Unadjusted comparisons between early and late infusion groups were performed using independent-samples t-tests or Mann–Whitney U tests for continuous variables and Chi-square tests for categorical variables. To address potential confounding, multivariable linear regression was used to evaluate independent predictors of time to seizure cessation, and multivariable logistic regression and Cox proportional hazards models were applied to assess epilepsy development during follow-up. Covariates included age, sex, etiology category, seizure type, first-line benzodiazepine route, and ICU escalation. Model assumptions were evaluated prior to analysis, including proportional hazards assumptions for Cox models and multicollinearity diagnostics for regression analyses.
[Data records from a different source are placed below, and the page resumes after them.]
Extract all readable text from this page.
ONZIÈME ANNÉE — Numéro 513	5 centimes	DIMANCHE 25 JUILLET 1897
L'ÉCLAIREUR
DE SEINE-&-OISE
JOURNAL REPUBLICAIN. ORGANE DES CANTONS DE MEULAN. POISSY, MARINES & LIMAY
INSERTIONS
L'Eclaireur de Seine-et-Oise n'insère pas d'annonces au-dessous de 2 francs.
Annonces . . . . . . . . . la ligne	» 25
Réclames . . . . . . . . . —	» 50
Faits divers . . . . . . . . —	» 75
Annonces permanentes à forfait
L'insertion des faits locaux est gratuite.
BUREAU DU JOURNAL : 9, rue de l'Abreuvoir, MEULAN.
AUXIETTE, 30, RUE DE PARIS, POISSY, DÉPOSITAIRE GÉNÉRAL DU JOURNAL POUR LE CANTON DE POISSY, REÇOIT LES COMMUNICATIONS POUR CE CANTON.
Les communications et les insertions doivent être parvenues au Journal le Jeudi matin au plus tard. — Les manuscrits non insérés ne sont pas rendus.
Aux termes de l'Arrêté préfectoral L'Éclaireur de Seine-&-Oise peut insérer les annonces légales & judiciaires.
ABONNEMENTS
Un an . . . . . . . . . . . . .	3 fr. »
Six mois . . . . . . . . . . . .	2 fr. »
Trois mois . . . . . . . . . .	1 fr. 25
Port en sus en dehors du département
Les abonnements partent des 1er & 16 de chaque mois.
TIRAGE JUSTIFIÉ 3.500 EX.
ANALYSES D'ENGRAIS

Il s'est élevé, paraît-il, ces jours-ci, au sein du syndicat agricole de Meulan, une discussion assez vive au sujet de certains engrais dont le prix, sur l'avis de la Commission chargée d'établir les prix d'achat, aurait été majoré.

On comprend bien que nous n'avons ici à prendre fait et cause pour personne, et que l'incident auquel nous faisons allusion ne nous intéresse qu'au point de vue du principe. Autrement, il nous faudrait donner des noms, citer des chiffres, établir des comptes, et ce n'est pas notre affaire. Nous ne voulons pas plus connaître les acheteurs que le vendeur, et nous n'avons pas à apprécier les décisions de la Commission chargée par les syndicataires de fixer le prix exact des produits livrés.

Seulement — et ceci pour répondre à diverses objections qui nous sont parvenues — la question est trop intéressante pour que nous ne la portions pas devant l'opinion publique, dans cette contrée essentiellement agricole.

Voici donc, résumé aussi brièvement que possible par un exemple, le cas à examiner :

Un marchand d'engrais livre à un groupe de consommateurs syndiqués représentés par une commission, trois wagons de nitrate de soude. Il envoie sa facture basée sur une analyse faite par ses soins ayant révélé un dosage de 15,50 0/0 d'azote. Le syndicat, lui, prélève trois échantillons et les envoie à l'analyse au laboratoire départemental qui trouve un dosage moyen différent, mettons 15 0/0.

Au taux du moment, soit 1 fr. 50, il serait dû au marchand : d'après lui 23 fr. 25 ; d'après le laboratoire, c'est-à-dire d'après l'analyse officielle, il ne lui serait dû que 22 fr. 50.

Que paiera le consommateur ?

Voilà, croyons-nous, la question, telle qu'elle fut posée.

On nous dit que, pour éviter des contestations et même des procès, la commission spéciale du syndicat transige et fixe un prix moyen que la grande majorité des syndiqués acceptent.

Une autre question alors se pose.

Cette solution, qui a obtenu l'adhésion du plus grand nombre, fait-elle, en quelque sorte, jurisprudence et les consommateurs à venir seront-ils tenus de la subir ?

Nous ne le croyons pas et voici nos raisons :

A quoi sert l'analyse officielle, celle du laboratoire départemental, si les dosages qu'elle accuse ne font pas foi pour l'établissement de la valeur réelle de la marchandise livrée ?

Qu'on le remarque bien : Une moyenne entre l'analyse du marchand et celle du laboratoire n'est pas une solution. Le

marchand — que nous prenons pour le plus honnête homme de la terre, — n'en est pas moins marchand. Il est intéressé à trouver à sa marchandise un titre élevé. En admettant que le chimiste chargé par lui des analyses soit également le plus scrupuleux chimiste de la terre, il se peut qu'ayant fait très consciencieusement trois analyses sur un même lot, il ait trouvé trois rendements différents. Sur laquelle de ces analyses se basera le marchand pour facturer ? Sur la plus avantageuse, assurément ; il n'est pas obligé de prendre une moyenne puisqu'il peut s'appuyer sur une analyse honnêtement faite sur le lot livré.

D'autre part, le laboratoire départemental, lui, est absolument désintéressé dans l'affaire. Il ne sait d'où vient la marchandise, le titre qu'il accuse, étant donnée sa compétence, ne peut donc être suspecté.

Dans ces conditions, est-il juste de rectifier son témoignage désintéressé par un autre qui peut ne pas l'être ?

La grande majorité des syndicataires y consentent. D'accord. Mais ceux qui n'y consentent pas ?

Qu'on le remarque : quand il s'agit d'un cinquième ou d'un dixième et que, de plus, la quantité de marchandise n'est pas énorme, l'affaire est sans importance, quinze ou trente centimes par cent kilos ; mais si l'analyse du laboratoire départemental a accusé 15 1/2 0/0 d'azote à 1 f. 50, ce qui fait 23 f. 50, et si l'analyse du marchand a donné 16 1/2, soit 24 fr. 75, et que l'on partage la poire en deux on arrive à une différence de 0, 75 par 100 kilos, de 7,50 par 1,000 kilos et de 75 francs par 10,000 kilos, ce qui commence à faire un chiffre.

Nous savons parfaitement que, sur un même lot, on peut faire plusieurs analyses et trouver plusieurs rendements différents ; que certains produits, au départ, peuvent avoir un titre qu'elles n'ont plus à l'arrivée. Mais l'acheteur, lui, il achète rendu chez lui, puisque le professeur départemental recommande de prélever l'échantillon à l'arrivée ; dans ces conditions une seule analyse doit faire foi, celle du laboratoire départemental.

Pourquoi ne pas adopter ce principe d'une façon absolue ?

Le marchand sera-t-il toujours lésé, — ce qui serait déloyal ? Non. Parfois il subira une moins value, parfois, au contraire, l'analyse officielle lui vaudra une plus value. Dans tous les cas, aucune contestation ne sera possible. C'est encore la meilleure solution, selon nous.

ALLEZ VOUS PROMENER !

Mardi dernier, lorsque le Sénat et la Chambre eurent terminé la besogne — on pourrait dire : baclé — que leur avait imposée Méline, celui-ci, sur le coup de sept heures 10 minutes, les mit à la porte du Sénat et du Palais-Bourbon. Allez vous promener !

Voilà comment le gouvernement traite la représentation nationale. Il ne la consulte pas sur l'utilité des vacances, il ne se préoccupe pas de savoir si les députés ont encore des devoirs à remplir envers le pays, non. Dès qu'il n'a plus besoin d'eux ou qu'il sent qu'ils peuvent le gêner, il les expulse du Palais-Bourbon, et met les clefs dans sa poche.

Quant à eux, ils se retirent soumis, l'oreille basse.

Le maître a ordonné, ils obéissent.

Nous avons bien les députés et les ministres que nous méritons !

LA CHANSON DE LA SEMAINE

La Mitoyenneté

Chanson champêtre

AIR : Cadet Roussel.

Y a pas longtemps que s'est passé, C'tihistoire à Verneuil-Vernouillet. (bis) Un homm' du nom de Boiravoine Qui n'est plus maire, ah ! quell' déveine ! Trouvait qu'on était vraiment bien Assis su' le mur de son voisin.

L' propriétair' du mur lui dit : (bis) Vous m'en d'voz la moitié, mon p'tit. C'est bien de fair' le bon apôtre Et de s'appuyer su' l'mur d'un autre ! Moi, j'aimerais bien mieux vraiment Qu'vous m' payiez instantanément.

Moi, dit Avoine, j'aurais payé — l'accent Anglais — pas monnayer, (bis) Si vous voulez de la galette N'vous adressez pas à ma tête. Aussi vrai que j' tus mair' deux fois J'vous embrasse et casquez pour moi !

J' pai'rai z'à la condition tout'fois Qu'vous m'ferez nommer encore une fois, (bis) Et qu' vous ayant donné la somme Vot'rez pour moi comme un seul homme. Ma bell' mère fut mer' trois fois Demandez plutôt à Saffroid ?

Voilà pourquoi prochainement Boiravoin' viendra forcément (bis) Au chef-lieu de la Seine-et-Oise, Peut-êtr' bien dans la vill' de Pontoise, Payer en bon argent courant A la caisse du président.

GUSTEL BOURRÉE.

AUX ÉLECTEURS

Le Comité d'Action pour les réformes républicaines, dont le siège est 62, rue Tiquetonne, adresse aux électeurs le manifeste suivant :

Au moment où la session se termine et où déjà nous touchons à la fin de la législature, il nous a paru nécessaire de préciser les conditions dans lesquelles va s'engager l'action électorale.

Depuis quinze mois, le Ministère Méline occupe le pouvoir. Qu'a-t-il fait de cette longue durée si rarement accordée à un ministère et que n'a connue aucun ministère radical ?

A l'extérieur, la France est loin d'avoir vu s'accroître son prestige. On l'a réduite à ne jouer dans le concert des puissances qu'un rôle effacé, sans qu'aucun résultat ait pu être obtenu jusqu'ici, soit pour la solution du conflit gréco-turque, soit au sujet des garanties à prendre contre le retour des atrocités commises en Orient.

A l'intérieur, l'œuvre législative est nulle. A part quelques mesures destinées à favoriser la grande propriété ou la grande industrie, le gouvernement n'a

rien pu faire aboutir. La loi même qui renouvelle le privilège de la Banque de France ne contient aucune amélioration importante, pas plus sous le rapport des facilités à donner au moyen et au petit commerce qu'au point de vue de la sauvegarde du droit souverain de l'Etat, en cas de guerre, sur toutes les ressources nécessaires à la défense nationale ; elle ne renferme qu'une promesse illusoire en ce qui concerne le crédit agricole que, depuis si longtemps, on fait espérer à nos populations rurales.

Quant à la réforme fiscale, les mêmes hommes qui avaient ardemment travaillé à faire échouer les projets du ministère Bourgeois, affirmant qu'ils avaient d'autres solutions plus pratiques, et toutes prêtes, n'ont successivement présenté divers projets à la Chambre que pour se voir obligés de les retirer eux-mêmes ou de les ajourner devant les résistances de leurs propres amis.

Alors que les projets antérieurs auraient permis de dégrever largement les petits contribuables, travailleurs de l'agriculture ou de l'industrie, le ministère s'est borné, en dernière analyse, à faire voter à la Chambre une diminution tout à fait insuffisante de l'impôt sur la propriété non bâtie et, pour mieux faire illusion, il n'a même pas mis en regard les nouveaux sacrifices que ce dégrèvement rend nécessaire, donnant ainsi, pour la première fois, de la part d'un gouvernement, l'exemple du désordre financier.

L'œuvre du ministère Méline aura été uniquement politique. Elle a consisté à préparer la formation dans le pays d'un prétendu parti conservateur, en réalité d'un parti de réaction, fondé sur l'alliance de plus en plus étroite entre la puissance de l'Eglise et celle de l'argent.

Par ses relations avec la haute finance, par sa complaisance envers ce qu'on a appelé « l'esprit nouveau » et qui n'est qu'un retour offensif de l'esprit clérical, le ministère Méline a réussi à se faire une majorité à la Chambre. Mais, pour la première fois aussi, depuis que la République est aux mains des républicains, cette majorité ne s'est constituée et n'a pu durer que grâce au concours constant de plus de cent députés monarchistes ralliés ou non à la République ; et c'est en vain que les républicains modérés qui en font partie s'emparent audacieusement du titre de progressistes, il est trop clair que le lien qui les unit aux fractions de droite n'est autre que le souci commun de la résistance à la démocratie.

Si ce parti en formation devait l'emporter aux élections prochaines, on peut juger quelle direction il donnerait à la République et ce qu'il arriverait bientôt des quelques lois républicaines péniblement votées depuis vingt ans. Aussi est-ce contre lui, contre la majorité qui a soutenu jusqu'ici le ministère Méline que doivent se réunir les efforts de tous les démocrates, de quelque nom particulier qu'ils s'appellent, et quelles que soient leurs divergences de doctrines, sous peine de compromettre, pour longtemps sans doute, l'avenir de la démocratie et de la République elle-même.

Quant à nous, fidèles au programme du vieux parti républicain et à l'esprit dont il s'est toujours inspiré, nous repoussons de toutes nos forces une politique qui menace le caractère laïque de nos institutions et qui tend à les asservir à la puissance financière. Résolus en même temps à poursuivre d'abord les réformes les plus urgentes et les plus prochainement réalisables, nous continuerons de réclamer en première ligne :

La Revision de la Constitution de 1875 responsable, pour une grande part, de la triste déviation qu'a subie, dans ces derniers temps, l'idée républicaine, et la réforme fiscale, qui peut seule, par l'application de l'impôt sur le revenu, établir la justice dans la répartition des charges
The overall multivariable modeling strategy and emphasis on effect estimates rather than post hoc power metrics were informed by contemporary large-sample observational studies employing comparable analytic frameworks in neurodevelopmental and clinical neuroscience research [12]. A two-sided p value < 0.05 was considered statistically significant.
3. Results
Patient Characteristics
Among 163 evaluated children with SE during the study period, 63 met the inclusion criteria for first-episode SE and were included in the analysis. The mean age was 46.5 ± 4.9 months (range, 1–148 months), and 37 patients (58.3%) were male. Generalized tonic–clonic SE was the predominant seizure type (96.8%), whereas focal SE was observed in 3.2% of patients. Rectal diazepam (52.3%) and intravenous midazolam (47.7%) were the most frequently administered first-line benzodiazepines (Table 1). Baseline demographic characteristics were comparable between the early and late infusion groups, with no significant differences observed in age, sex distribution, seizure type, or first-line benzodiazepine route (all p > 0.05).
Table 1.
Demographic and Clinical Characteristics of Patients with First-Episode Status Epilepticus (n = 63).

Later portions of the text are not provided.